20. The next issue for consideration is whether the client is entitled to a credit for KES 1,100,000. 00 allegedly paid to the Advocates. On this issue the Deputy Registrar held as follows:The respondent has provided a bank statement dated August 31, 2020 from Prime Bank which shows the firm of Titus Makhanu was paid Kshs 1,110,000. 00 which indicates Titus Makhanu advocate was paid Kshs 1,110,000. 00 which payment the applicant indicated it may have been used to cover its arbitration fees.
21. The client argues that the amount was agreed upon at the commencement of the arbitration proceedings was sufficient for all the legal services rendered. The Advocates rebut this contention on the basis that there is no evidence furnished to support the client’s contention and further that the amount could not be applied to all the cases as they were all separate and distinct proceedings being the High Court, mediation and arbitration.

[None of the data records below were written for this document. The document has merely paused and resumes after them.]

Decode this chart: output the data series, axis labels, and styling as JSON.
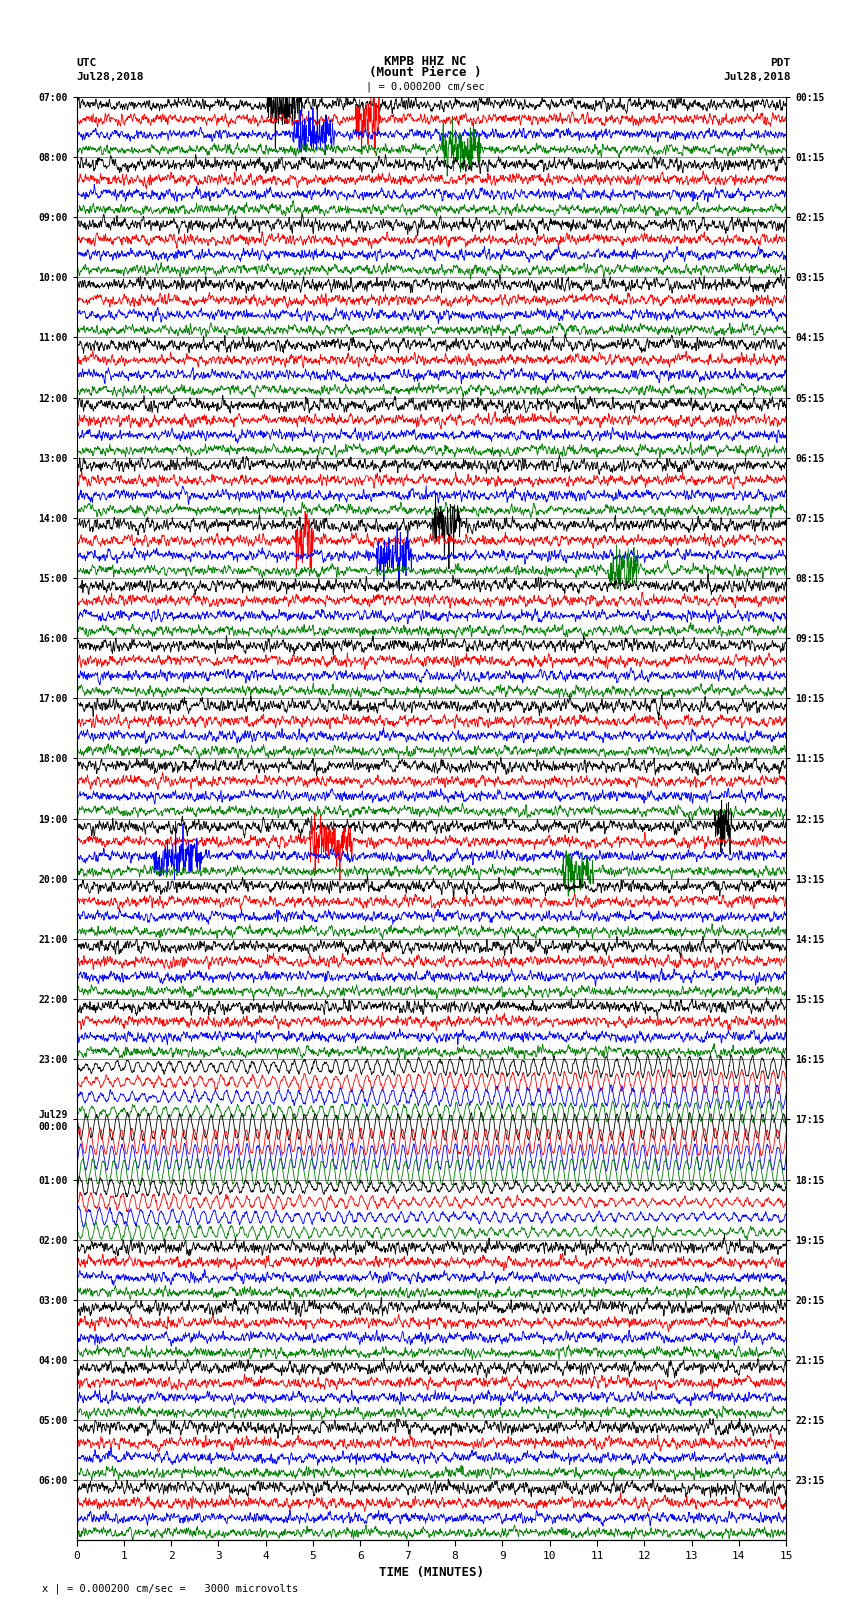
{
  "title_line1": "KMPB HHZ NC",
  "title_line2": "(Mount Pierce )",
  "title_line3": "| = 0.000200 cm/sec",
  "label_utc": "UTC",
  "label_pdt": "PDT",
  "label_date_left": "Jul28,2018",
  "label_date_right": "Jul28,2018",
  "xlabel": "TIME (MINUTES)",
  "footer": "x | = 0.000200 cm/sec =   3000 microvolts",
  "left_times": [
    "07:00",
    "08:00",
    "09:00",
    "10:00",
    "11:00",
    "12:00",
    "13:00",
    "14:00",
    "15:00",
    "16:00",
    "17:00",
    "18:00",
    "19:00",
    "20:00",
    "21:00",
    "22:00",
    "23:00",
    "Jul29\n00:00",
    "01:00",
    "02:00",
    "03:00",
    "04:00",
    "05:00",
    "06:00"
  ],
  "right_times": [
    "00:15",
    "01:15",
    "02:15",
    "03:15",
    "04:15",
    "05:15",
    "06:15",
    "07:15",
    "08:15",
    "09:15",
    "10:15",
    "11:15",
    "12:15",
    "13:15",
    "14:15",
    "15:15",
    "16:15",
    "17:15",
    "18:15",
    "19:15",
    "20:15",
    "21:15",
    "22:15",
    "23:15"
  ],
  "n_rows": 24,
  "traces_per_row": 4,
  "colors": [
    "black",
    "red",
    "blue",
    "green"
  ],
  "bg_color": "white",
  "plot_bg": "white",
  "xmin": 0,
  "xmax": 15,
  "xticks": [
    0,
    1,
    2,
    3,
    4,
    5,
    6,
    7,
    8,
    9,
    10,
    11,
    12,
    13,
    14,
    15
  ],
  "figsize": [
    8.5,
    16.13
  ],
  "dpi": 100
}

22. It is evident that the Deputy Registrar did not consider or interrogate the basis upon which this amount was paid and came to a wrong finding. The bank statement relied on is not even clear whether or not the amount was to cover the full legal fees for the arbitration proceedings. The conclusion by the Deputy Registrar that, “it may have been used to cover its arbitration fees,” was an ambivalent, if not a vague finding. The duty of the Deputy Registrar is to consider the evidence and submissions placed before the court and make specific findings. It is not the duty of the court exercising appellant jurisdiction to make a decision which the Deputy Registrar ought to have made. In the circumstances, this decision cannot be supported and it is set aside.
23. In conclusion, I hold that the Deputy Registrar erred in failing to tax the instruction fees based on the amount ascertained in the statement of claim before the arbitral tribunal in accordance with schedule 6 Part A 1 (b) of the order. I also hold that the Deputy Registrar failed to consider whether the client should be given credit for KES 1,100,000. 00 paid by the client to the Advocates on the basis of the material submitted by the parties.
24. For the reasons I have set out above, I now make the following orders:a.I allow the references dated November 30, 2021 and December 6, 2021 with the effect that the ruling of the Deputy Registrar dated November 18, 2021 be and is hereby set aside.b.The bill of costs dated February 22, 2021 shall be taxed afresh before any other Deputy Registrar other than hon S Githongori, Deputy Registrar.c.Each party to bear its own costs.
DATED AND DELIVERED AT NAIROBI THIS 22ND DAY OF AUGUST, 2022. D.S. MAJANJAJUDGECourt Assistant: Mr M. OnyangoMr Makhanu instructed by Titus Makhanu and Associates Advocates for the Applicant/Advocates.Mr Wainaina instructed by Kinyua Mwaniki and Wainaina Advocates for the Respondent/Client.